Je suis la gardienne du puits et la rencontre des opposés. Les baisers sur mon corps sont les plaies de ceux qui tentèrent. De la
flûte des deux cuisses monte mon chant, et de mon chant la malédiction se répand en eau sur la terre.
Je suis Lilith la lionne séductrice. Main de chaque servante, fenêtre de chaque vierge. Ange de la chute et conscience du sommeil
léger. Fille de Dalila, de Marie Madeleine et des sept fées. Pas d'antidote à ma damnation. De ma luxure s'élèvent les montagnes et s'ouvrent les fleuves.

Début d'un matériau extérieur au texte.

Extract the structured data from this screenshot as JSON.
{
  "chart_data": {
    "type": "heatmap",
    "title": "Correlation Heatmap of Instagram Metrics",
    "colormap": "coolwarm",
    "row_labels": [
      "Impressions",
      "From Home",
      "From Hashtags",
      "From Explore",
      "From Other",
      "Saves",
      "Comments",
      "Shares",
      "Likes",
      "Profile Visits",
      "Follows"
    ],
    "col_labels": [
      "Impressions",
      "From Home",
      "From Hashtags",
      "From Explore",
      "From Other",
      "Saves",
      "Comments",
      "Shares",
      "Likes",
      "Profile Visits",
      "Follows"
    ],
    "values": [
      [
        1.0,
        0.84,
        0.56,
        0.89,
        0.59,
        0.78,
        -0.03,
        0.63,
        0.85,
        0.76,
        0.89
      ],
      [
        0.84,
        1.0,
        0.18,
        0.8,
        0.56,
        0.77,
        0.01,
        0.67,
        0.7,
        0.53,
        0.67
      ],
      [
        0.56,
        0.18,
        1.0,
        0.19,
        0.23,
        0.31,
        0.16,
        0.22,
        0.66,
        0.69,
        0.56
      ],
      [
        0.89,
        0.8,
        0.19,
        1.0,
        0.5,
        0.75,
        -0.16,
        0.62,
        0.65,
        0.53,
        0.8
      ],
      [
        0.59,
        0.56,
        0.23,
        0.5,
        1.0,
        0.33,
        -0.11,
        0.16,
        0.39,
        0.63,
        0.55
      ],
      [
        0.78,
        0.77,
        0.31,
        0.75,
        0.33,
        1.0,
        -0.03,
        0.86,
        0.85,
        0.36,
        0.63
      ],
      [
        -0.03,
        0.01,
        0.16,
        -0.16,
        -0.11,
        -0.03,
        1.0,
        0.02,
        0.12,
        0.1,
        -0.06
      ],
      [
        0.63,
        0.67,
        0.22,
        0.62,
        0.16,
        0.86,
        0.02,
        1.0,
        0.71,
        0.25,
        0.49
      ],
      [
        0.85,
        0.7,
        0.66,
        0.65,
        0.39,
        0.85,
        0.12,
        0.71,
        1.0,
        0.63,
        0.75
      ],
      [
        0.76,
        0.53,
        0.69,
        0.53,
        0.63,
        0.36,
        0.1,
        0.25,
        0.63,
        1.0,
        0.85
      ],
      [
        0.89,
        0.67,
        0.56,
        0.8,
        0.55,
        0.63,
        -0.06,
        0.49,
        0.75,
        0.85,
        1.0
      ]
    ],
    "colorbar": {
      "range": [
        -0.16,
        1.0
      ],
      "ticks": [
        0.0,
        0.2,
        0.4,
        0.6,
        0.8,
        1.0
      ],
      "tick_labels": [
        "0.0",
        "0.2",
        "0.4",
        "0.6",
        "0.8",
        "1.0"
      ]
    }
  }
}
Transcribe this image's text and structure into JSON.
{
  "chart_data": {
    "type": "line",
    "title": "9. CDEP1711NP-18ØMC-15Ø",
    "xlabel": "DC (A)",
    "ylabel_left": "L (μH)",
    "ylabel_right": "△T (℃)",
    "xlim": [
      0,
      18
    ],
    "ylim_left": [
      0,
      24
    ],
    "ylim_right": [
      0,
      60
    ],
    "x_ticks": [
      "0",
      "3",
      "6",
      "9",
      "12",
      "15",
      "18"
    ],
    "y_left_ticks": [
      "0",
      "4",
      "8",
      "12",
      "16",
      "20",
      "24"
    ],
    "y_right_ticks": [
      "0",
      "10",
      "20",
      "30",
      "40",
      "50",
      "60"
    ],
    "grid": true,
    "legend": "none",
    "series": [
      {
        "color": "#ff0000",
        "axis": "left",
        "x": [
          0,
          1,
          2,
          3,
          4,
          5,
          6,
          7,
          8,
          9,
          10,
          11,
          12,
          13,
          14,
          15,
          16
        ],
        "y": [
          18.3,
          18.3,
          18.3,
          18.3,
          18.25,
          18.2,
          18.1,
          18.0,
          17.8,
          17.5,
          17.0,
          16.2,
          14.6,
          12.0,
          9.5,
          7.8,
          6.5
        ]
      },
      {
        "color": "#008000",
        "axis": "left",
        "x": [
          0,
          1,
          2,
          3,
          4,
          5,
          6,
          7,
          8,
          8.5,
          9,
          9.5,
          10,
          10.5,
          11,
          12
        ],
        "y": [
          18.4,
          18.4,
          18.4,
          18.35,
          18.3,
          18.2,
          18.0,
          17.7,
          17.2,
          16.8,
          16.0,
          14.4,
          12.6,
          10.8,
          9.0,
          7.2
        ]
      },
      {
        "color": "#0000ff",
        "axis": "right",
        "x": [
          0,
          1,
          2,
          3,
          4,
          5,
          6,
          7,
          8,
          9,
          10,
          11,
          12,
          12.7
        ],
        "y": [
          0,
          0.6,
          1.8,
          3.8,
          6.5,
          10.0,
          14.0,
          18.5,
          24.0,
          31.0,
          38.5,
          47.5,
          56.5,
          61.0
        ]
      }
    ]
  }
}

Je reviens pour transpercer avec mes
flots le voile de la pudeur, et pour essuyer les plaies du manque avec le parfum de la débauche.
De la flûte des deux cuisses monte mon chant
Et de ma luxure s'ouvrent les fleuves.
Comment pourrait-il ne pas y avoir de marée
A chaque fois qu'entre mes lèvres verticales brille un sourire ?
Parce que je suis la première et la dernière
La courtisane vierge
La convoitée crainte
L'adorée méprisée
Et la voilée nue,
Parce que je suis la malédiction de ce qui précède,
Le péché disparut des déserts lorsque j'abandonnai Adam.
Il erra ça et là, il brisa sa perfection.
Je le descendis sur terre et allumai pour lui la fleur du figuier.
Je suis Lilith le secret des doigts qui insistent. Je perce le sentier je divulgue les rêves je fends les cités du mâle par mon
déluge. Je ne réunis pas deux de chaque espèce sur mon arche: Plutôt je les deviens, pour que le sexe se purifie de toute pureté.
Moi, verset de la pomme, les livres m'ont écrite même si vous ne m'avez pas lue. Le plaisir débridé l'épouse rebelle
l'accomplissement de la luxure qui mène à la ruine totale. Sur la folie s'entrouvre ma chemise. Ceux qui m'écoutent méritent la mort, et ceux qui ne m'écoutent pas mourront de
dépit.
Je ne suis pas la rétive ni la jument facile,
Plutôt le frémissement de la première tentation.
Je ne suis pas la rétive ni la jument facile,
Plutôt l'évanouissement du dernier regret.
Moi Lilith l'ange dévergondé. Première cavale d'Adam et corruptrice de Satan. L'imaginaire du sexe refoulé et son plus haut cri.
Timide car je suis la nymphe du volcan, jalouse car la douce obsession du vice. Le premier paradis ne put me supporter. Et l'on me chassa pour que je sème la discorde sur terre, pour que je
gouverne sur les couches les affaires de mes sujets.
Sort des connaisseurs et déesse des deux nuits. Union du sommeil et de l'éveil. Moi, le fœtus poète, en me perdant j'ai gagné ma vie.
Je reviens de mon exil pour être l'épouse des sept jours et les cendres de demain.
Je suis la lionne séductrice et je reviens pour couvrir les soumises de honte et pour régner sur terre. Je reviens pour guérir la
côte d'Adam et libérer chaque homme de son Eve.
Je suis Lilith
Et je reviens de mon exil
Pour hériter la mort de la mère que j'ai enfantée."